The previous chapter had issues mainly dealing with Ohba’s portrayal of female characters. The group of female idols felt like they were being objectified, as bad as it could possibly get for a manga geared towards teenage boys. It was framed negatively, still feeling like the audience was meant to objectify the female characters despite the framing. It was also terribly written: none of these characters felt like human beings with any dimensions. This is mainly being brought up because it made the medium sized potential from the first chapter feel hollow and meaningless. It remained open-ended if the series would pick itself back up, brush itself off, and move on from these problematic elements.

This chapter moved ahead in spades. The first part of the chapter involves Metropoliman giving a grandiose speech to sway the public in his favor. Platinum End is surprisingly optimistic in this scene, as the general public cheers for a person whom they view as a hero. The antagonist is still very much evil in this scene, but it feels much more positively portrayed than the cynicism Obata and Ohba showed the general public in the scene. In one of their prior works the creative duo features the general public being apathetic, at times almost giddy, towards the deaths which took place in that series. In Platinum End the general population treats death like something bad, which makes more sense. The general population felt less like how pretentious teenagers view the world, and felt closer to how the world actually is. It’s a small detail but an enjoyable one nonetheless.

There is a particularly touching exchange between Mirai and Nasse, in which Mirai shows some genuine vulnerability: Mirai explains he wants to have a normal life now that he’s been given another chance at it. Sadly, Nasse tells him that that isn’t possible. Mirai decides he will not become isolated from the rest of the world despite this and accepts his fate. This is the second best part of the chapter behind the plot twist as well as cliff-hanger conclusion to the chapter. It adds a layer of humanity to Mirai that was not quite as apparent in previous chapters. In the previous chapters he felt like a stock protagonist from the creative duo, meant to retread familiar cliches from their prior works, namely the angst filled outcast whose apathetic to everyone’s problems but his own that populates their more well known works.

One of the biggest aspects that made Mirai feel human also came from the exchange described above. Mirai decides he will not use the arrows unless absolutely necessary, as the scenarios created from them end in disaster for the people they are used on. The arrows themselves are given to god candidates, and there are two types: one used to end a life and another used to cause people to fall in love with the shooter. There’s a catch though: the feelings themselves only last a month.

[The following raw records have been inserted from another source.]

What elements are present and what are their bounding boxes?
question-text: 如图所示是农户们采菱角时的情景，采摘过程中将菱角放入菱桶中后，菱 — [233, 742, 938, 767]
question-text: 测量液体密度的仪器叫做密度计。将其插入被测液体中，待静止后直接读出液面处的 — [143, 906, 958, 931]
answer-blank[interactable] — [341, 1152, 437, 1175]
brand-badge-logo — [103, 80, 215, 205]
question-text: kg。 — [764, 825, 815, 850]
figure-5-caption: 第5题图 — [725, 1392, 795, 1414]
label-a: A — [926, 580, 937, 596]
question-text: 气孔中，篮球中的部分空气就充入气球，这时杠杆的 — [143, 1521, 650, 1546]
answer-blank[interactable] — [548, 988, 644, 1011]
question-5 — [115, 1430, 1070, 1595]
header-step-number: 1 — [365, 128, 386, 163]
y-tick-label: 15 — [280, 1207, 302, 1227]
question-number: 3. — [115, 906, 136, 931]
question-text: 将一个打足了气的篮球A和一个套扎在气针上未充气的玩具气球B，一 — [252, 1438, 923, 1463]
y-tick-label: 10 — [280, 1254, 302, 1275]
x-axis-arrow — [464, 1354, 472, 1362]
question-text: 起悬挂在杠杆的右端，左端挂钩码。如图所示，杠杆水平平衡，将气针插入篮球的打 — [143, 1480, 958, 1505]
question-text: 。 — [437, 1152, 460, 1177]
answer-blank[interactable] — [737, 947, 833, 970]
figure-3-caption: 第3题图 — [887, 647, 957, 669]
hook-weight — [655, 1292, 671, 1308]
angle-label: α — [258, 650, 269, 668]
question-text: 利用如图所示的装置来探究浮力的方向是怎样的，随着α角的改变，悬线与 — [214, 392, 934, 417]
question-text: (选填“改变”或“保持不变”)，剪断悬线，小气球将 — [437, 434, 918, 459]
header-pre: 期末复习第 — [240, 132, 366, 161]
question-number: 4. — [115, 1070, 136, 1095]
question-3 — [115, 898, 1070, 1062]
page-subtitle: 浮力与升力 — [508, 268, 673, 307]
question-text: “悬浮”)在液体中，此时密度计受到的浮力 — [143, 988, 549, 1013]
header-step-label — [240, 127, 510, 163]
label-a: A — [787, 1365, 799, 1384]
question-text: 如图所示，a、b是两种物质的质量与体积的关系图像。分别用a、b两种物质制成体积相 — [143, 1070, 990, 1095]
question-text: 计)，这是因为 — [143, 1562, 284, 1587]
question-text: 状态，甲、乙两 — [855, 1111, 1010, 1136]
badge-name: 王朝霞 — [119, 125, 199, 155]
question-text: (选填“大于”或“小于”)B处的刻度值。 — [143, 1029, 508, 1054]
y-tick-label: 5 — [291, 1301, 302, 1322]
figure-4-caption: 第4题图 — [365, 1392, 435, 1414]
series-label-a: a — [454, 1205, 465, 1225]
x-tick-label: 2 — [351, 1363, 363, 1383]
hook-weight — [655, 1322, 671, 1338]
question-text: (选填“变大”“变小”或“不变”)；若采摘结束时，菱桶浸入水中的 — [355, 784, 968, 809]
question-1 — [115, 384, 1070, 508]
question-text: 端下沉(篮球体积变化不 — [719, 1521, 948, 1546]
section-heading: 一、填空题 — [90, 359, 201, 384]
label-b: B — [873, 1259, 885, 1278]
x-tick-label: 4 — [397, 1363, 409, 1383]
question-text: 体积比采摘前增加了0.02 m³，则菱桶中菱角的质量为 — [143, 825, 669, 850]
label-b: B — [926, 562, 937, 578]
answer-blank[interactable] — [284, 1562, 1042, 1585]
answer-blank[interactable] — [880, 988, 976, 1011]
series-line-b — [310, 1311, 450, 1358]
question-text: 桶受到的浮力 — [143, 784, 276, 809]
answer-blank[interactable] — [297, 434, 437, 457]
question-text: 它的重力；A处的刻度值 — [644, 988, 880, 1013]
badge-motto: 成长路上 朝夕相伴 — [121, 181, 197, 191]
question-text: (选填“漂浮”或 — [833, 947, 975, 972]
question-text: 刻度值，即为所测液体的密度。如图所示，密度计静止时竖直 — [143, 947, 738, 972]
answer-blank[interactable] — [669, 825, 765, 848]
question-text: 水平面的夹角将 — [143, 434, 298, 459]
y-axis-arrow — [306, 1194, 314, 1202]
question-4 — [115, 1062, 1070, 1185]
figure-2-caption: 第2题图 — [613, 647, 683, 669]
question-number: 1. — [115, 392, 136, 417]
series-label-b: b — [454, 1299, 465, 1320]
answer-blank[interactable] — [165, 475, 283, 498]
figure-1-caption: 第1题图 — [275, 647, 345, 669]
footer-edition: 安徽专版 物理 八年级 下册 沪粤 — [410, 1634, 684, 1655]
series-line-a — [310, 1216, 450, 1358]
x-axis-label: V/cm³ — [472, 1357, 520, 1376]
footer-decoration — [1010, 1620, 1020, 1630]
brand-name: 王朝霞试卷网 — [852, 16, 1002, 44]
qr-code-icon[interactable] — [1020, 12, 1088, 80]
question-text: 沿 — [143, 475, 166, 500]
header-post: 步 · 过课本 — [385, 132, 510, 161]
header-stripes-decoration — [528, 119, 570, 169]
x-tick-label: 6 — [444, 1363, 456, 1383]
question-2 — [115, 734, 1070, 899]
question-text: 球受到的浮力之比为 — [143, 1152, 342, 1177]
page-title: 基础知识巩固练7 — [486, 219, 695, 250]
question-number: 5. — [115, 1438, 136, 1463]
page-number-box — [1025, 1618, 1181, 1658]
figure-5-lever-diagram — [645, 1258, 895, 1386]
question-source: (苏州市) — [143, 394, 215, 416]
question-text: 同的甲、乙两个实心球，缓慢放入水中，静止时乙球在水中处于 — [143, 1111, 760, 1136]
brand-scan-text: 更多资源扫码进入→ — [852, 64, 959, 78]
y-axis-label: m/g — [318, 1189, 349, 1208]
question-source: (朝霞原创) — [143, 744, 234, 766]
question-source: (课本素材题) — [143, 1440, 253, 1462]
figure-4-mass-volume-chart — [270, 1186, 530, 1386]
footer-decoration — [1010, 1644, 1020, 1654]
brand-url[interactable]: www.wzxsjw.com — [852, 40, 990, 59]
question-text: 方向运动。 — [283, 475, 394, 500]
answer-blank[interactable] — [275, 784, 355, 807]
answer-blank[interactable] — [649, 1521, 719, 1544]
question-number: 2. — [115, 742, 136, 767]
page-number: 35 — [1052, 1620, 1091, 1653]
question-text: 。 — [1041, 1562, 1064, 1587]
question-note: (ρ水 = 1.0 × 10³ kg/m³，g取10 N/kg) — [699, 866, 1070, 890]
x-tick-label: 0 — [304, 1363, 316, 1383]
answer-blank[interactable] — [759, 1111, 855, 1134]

The final act of the chapter is by far the best part. Readers are introduced to Saki, and her yet to be fully revealed angel, the former revealed to be the woman Mirai has a crush on. The way it is paneled, the reader only discovers who it is in the chapters’ final moments. It leaves a compelling reason to continue for those who are on the fence for her motivations and true personalities have yet to be revealed as of this chapter. It may be best to be cautiously optimistic of this development though for the writer for Platinum End is not particularly great at writing compelling female characters.

This was by far a better chapter than the one immediately prior. There was lots of character development the characters themselves being very sympathetic people. I feel much more confident in recommending this series now that there is a much better idea of where it is going moving forward. A must read for fans of Ohba and Obata.